在脑肿瘤中,周细胞是肿瘤血管周围微环境(perivascular niche, PVN)的重要组成部分,对肿瘤新生血管的形成和稳定起关键作用。周细胞被招募到肿瘤血管后可通过产生基底膜成分促进血管生成,但其结构和功能异常又导致肿瘤血管不成熟和通透性增加。周细胞覆盖减少可能增加肿瘤血管渗漏性,利于肿瘤细胞进入循环并促进转移。此外,部分恶性周细胞可在肿瘤微环境中发生增殖并转化为肿瘤细胞,或通过 pdgf-bb/pdgfrβ 信号促进周细胞-成纤维细胞转化,从而推动肿瘤侵袭和转移。高级别胶质瘤中的微血管增生(microvascular proliferation, MVP)也与周细胞异常增殖密切相关。
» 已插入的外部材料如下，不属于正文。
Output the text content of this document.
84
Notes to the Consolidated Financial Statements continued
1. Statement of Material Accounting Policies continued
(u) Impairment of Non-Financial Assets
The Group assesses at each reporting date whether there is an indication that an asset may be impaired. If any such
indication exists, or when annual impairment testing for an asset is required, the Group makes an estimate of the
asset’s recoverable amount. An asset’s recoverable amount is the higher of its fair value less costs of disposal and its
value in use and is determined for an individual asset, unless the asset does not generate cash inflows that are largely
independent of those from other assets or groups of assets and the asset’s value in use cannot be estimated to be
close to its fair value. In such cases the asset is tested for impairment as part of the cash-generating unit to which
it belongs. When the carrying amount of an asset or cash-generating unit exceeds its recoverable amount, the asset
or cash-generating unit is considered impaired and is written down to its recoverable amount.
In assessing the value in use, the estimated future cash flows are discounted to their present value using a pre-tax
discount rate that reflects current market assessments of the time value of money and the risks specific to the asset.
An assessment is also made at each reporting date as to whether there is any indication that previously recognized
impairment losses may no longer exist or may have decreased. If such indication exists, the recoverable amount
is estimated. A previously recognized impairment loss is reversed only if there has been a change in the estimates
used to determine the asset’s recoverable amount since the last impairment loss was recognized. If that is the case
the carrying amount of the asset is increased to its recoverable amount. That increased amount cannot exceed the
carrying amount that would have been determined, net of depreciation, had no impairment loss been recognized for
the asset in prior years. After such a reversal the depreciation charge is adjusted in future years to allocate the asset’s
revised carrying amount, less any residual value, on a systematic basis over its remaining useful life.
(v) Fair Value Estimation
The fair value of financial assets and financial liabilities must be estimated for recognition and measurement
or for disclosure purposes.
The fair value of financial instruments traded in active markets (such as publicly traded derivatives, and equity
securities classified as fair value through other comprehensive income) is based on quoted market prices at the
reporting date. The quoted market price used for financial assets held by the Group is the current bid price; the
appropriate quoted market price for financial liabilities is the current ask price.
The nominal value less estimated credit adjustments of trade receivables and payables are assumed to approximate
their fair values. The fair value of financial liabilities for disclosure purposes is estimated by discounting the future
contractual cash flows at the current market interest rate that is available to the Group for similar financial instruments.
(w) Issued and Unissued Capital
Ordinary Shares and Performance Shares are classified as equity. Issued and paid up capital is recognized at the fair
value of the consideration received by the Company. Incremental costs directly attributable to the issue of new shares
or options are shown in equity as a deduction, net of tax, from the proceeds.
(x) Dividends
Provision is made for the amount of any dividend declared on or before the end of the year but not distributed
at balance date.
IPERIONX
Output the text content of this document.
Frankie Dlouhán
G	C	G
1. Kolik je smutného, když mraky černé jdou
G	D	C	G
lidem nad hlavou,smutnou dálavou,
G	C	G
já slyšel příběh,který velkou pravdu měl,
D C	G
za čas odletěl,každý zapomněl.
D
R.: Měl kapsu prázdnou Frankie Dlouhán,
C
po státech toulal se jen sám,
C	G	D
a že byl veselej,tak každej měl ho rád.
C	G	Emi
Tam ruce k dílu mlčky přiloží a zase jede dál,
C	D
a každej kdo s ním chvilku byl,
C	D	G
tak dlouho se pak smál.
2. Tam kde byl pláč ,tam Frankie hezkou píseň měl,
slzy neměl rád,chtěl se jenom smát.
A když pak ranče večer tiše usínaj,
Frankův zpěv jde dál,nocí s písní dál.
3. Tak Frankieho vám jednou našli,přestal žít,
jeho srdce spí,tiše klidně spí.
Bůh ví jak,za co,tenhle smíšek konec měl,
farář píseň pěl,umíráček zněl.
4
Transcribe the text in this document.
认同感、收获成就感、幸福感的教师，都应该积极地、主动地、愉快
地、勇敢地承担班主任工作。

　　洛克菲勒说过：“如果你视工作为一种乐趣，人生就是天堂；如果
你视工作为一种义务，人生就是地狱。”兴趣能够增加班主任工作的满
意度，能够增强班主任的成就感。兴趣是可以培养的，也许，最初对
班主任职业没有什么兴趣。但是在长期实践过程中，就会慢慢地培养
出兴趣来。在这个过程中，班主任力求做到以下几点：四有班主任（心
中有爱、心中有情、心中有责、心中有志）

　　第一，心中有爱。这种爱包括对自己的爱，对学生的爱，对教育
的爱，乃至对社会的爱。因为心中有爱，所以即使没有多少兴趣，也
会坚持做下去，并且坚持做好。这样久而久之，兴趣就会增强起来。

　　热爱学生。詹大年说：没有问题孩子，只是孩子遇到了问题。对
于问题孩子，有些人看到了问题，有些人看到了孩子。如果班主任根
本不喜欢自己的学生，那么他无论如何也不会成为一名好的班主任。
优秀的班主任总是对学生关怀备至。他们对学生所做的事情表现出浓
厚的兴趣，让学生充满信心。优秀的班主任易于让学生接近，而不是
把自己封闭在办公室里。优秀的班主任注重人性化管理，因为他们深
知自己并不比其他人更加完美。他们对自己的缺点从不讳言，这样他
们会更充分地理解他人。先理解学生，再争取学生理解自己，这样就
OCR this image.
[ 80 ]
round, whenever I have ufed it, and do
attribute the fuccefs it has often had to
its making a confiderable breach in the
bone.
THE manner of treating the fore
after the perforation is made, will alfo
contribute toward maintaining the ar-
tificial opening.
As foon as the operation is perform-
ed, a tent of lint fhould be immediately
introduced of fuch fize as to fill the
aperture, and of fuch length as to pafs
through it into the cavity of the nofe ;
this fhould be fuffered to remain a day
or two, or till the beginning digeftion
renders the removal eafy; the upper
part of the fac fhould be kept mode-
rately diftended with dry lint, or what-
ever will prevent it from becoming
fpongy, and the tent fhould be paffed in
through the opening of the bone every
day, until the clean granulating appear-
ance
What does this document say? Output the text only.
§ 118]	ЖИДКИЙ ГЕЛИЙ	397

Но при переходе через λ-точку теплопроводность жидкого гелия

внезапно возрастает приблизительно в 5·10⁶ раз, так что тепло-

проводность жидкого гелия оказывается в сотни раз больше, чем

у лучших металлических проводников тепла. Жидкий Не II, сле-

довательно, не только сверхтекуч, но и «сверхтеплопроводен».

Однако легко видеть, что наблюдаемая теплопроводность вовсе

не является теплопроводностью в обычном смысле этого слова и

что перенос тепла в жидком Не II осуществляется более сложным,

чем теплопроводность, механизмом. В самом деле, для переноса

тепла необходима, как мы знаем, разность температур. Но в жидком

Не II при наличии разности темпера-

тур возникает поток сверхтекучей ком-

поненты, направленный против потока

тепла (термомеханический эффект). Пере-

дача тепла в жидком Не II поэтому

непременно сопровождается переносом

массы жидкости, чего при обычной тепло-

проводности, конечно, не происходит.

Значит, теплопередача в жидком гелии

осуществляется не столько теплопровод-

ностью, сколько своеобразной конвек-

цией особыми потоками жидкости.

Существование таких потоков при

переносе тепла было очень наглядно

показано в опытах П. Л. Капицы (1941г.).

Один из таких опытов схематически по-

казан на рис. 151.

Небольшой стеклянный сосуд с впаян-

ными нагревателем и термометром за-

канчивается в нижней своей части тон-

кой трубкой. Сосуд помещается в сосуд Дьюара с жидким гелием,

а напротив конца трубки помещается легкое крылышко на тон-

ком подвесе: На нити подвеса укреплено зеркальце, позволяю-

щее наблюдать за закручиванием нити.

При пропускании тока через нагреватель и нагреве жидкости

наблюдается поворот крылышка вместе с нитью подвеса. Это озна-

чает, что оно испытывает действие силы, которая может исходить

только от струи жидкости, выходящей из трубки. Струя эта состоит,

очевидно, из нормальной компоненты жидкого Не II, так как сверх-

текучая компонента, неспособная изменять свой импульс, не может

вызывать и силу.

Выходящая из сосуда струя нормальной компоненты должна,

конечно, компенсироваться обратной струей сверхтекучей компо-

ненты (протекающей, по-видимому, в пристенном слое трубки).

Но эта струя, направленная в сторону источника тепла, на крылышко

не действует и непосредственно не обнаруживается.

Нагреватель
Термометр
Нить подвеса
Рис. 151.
文章最后讨论了以周细胞为靶点的治疗潜力。由于周细胞具有干细胞样特性并可参与血管修复,它们在再生医学中具有广泛前景。在肿瘤治疗中,周细胞靶向策略主要分为两类:一是利用周细胞标志物实现药物靶向递送,提高抗癌药物在肿瘤中的蓄积;二是通过调节周细胞功能实现血管正常化,改善肿瘤微环境并增强治疗效果。除肿瘤外,周细胞移植在心肌梗死、视网膜血管病变、皮肤损伤和骨缺损等模型中也显示出促进血管形成和组织修复的作用。然而,目前关于周细胞移植在缺血性脑卒中的研究仍较为有限,未来需进一步探索其临床应用的可能性。

总体而言,该综述系统梳理了周细胞的分子标记、在神经血管单元中的核心作用及其在脑相关血管性疾病中的多重功能,强调了周细胞在脑血流调节、血脑屏障维持、血管生成和神经炎症中的关键地位。文章的价值在于为后续研究提供了周细胞异质性、分型以及疾病干预策略的参考框架,并指出了以周细胞为靶点的临床转化研究方向。